Title: Rigidity Homeostasis of the Actin Cortex via Tension-Sensitive Filament and
Crosslinker Dynamics
Abstract:The actin cortex is a biopolymer network that maintains mechanical rigidity despite constant structural changes through assembly and disassembly of filaments and crosslinkers. The biological advantage of this energy-intensive remodeling, as well as the microscopic mechanisms underlying rigidity homeostasis, remains unclear. To address these questions, we have developed two independent elastic network models that achieve rigidity homeostasis while undergoing complete architectural turnover, capturing filament and crosslinkers dynamics, respectively. We find that both models require the following minimal ingredients: (1) preferential disassembly of edges or nodes that are under small tension or force, (2) a small fraction of random disassembly, and (3) energy injection upon assembly.
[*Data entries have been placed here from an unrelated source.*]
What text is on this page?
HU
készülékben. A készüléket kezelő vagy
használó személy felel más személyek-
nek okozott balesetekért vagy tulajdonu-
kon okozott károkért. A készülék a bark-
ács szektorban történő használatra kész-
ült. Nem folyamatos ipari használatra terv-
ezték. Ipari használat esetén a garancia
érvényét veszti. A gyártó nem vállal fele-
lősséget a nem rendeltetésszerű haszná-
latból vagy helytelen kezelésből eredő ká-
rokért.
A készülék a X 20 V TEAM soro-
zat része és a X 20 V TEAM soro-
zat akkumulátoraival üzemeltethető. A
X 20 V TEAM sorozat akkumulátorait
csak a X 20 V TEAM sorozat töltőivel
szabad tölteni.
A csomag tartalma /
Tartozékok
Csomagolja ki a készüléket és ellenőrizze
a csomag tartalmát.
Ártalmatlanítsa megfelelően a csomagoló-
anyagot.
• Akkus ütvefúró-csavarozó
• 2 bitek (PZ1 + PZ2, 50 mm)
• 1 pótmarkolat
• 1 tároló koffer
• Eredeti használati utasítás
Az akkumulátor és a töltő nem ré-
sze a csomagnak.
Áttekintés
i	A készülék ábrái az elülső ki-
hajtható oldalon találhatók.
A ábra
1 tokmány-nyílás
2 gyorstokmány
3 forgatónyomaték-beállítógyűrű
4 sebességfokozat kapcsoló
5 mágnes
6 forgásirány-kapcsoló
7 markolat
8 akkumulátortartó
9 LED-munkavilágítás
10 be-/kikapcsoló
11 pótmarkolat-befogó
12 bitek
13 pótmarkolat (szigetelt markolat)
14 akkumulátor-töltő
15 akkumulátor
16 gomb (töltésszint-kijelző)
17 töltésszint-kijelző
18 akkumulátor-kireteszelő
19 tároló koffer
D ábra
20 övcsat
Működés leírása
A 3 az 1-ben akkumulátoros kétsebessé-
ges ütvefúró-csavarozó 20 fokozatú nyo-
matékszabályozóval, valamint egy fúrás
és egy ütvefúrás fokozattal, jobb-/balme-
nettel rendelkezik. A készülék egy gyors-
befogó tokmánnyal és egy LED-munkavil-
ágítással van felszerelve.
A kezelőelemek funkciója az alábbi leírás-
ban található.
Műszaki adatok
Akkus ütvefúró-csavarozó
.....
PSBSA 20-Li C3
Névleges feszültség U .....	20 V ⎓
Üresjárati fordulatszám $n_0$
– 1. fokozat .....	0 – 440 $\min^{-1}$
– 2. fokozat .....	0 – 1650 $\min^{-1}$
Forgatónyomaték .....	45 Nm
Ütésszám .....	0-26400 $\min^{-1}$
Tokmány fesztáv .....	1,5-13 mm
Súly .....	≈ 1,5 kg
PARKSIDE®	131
The trajectories toward steady states are analyzed with graph-theoretical metrics to reveal the relationship between rigidity and network topology. Remarkably, we find that the edges in our networks undergo diffusion, whereas the elastic moduli and structural correlations remain statistically invariant, analogous to the representational drift found in learning systems in which the architecture self-adjust via local rules. We hypothesize that the cortex functions as a tunable matter, where remodeling dynamics enables the cell to balance robustness and flexibility in fluctuating mechanical environments, creating survival advantages that justify the energy consumption. Our models provide platforms to design and study bio-inspired tunable metamaterials.